Wir neigen dazu, Menschen vorschnell in Schubladen einzusortieren. Zahnärzte etwa bereiten uns in unserer Vorstellung stets Schmerzen – obwohl sie diese doch eigentlich beseitigen. Schiedsrichter verpfeifen gefühlt jedes zweite Fußballspiel – obwohl sie doch in Wahrheit, durch Studien belegt, mit ihren Entscheidungen fast immer richtig liegen.

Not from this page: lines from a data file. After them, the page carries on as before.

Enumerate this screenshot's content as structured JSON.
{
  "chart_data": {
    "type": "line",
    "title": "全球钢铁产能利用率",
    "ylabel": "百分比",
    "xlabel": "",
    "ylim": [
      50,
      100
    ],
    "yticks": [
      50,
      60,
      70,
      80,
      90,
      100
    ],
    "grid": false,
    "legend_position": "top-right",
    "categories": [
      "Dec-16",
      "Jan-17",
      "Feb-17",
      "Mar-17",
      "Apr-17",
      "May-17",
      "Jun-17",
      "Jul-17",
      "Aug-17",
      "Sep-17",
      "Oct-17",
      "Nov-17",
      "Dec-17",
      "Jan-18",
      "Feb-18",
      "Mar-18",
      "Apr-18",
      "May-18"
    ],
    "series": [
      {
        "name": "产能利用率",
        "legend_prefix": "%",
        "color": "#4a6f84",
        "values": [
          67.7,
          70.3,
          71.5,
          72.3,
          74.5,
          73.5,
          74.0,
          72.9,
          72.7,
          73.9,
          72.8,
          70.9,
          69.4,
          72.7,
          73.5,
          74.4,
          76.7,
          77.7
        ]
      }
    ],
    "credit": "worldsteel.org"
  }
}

Und wenn jemand Zahnarzt und Schiedsrichter gleichzeitig ist? Vielleicht lag es daran, dass mir Markus Merk anfangs recht suspekt war. Ein pfeifender Zahnarzt, ein bohrender Schiri, oje. Doch MM war zu seiner Zeit schlicht der Beste seiner Zunft, dreimal Weltschiedsrichter. Und doch – wenn er ein Spiel meines Leib- und Magenvereins pfiff und, was auch sonst, den Gegner begünstigte, dachte ich bei mir: Was will man auch von einem Zahnarzt anderes erwarten?!

MM will zum Nordpol

Im Mai 2008 legte Merk die Pfeife aus der Hand und auch den Bohrer zur Seite. Jetzt hielt er Vorträge vor Unternehmen und widmete sich der von ihm gegründeten „Indienhilfe Kaiserslautern“. Nachdem er sich selbst vom Fußballplatz gestellt hatte, verlor ich MM aus den Augen. Bis zur vergangenen Woche. Da erfuhr ich durch einen Anruf in der Schweiz eher beiläufig, dass sich Merk auf den Weg zum Nordpol macht: Wie ich selbst 2009 im Rahmen einer von Profi-Abenteurer Thomas Ulrich geleiteten Last-degree-Expedition, also auf Skiern, den Materialschlitten hinter sich her ziehend, vom 89. Breitengrad bis zum Pol. Ich erreichte Merk wenige Tage vor seiner Abreise nach Spitzbergen. „Ich hatte schon als kleiner Junge den Traum und die Vision, ein paar hohe Berge zu besteigen und irgendwann mal ganz oben und ganz unten auf der Erde zu stehen“, sagte MM. „Diese Träume habe ich nie vergessen.“ Das Telefon-Interview könnt Ihr hier nachlesen und -hören.

Abenteurer unter sich


Karawane zum Nordpol

Hinterher plauderten wir noch eine ganze Weile weiter. Und ich konnte Merks Augen fast leuchten hören, als er mir von seinen Bergabenteuern auf 6000ern in Bolivien und Ecuador erzählte und von seinem Plan, noch in diesem Jahr einen 7000er zu besteigen. Als ich aufgelegt hatte, musste ich lächeln. Wie oft hatte ich Markus Merk als Schiedsrichter verflucht! Doch jetzt hatte ich den Abenteurer in ihm kennengelernt – und gemerkt, dass er in dieser Hinsicht eigentlich fast genauso tickt wie ich. Jetzt drücke ich ihm für seine Expedition zum Nordpol fest die Daumen. MM hat die Schublade gewechselt. Vielleicht würde ich mir sogar von ihm einen Zahn ziehen lassen. Aber wirklich nur vielleicht.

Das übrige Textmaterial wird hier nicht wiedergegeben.